Yılmaz shared that they prioritize the digitalization of public services and the reduction of bureaucratic processes, along with artificial intelligence and big data technologies, emphasizing that they have made significant decisions in the National Artificial Intelligence Strategy Steering Committee, stating, “We have a strategy. We are updating this strategy. While doing so, we are working on how to use artificial intelligence more effectively across various sectors, from education to health, from energy to irrigation.”

“We will soon share our country’s new International Direct Investment Strategy with the public,” said Yılmaz, noting that the new strategy prepared by the Presidential Investment Office aims to attract investments that support sustainable digital transformation based on high added value and provide quality employment.

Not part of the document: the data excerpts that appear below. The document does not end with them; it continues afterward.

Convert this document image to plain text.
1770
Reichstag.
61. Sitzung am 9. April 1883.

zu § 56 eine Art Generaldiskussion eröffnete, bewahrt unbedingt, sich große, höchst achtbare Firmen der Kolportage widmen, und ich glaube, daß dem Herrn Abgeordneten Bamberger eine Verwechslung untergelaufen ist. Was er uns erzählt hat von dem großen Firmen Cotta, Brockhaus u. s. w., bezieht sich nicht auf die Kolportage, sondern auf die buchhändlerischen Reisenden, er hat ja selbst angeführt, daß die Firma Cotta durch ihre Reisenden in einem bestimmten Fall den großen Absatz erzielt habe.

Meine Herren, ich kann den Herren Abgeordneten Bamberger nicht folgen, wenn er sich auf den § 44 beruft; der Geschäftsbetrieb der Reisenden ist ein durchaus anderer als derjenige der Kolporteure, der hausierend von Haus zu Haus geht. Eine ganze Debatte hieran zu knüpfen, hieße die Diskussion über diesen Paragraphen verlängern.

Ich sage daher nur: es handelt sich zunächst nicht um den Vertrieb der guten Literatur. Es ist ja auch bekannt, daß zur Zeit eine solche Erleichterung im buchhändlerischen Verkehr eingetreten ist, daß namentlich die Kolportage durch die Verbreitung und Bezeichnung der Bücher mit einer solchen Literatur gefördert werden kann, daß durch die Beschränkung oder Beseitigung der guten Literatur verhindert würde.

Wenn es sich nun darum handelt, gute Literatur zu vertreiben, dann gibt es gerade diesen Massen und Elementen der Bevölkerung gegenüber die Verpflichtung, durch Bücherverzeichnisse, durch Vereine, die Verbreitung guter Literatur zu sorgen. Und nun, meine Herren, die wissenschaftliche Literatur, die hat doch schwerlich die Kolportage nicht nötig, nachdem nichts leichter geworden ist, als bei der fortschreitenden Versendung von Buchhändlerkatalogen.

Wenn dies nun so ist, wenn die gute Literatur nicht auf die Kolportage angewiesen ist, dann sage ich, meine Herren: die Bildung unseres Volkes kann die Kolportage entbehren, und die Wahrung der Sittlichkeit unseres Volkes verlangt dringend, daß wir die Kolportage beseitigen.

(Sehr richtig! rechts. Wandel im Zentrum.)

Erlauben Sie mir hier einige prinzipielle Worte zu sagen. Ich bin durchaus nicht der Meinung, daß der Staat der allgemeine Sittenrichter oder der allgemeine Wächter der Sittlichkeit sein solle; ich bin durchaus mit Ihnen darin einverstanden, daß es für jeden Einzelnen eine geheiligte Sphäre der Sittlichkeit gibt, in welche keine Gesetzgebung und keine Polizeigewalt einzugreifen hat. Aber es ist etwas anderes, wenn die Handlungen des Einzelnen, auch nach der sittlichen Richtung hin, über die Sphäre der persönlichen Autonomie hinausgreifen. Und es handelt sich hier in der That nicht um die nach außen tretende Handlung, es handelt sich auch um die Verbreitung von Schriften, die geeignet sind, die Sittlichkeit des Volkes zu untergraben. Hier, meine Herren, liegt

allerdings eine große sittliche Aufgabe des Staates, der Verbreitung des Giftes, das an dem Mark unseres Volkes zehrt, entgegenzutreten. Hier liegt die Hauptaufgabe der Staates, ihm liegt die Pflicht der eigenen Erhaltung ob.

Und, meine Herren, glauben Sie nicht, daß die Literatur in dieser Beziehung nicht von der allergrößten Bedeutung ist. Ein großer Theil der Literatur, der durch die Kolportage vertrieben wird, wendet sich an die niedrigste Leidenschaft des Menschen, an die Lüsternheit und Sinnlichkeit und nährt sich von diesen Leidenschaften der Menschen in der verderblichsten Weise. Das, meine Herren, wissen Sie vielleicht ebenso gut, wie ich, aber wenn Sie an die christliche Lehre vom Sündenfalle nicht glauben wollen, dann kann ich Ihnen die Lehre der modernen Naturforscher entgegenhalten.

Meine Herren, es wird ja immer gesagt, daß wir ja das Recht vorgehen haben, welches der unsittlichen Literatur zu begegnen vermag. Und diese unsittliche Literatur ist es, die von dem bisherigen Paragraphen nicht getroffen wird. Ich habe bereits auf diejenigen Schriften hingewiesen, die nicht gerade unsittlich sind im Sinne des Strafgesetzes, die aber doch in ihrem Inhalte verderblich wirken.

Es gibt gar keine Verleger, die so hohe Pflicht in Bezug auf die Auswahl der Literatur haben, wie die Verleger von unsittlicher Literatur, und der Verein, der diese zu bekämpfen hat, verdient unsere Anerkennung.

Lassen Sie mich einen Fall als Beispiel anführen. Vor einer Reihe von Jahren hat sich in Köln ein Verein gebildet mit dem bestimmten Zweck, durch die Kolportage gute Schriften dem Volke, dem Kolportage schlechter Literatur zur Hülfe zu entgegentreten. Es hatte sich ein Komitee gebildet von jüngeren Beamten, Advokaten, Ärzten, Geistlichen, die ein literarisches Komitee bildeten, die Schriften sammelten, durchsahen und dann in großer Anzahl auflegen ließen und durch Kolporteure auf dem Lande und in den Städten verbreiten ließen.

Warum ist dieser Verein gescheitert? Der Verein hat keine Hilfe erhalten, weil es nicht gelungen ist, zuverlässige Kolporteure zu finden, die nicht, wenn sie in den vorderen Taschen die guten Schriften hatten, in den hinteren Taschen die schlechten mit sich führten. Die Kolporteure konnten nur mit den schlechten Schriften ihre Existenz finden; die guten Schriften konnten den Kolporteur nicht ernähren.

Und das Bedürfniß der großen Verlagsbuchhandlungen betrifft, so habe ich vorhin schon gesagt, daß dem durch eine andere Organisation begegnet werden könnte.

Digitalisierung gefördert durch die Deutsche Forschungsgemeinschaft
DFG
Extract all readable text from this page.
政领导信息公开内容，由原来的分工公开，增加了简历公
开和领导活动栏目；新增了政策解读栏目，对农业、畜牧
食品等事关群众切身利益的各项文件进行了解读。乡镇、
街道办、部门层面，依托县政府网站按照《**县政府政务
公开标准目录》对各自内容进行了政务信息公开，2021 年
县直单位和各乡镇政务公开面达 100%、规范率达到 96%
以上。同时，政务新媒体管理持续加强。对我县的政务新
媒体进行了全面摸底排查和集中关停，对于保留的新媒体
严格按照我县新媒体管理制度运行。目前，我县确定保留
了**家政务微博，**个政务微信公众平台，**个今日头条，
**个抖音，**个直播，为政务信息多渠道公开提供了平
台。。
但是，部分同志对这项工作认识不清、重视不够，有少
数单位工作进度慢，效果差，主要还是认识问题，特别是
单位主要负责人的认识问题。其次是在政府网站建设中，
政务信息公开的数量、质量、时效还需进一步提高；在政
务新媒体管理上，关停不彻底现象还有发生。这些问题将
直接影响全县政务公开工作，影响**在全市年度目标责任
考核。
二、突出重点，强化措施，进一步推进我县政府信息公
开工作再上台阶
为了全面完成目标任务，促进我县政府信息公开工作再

Vice President Yılmaz stated: “We aim to increase Turkey’s share of the global capital pie to 1.5% by 2028. We want to raise our share, which is currently around 1%, to 1.5%. In our strategy, we also focus on areas such as sustainability, digitalization, integration into global value chains, the development of our talent pool, and the effective promotion of our country’s investment environment. We will share this with the public upon completion. We are in the final stages. Additionally, we plan to hold the Investment Advisory Council Meeting in September, where we want to bring together our President with CEOs of international companies to discuss issues related to international direct investment.”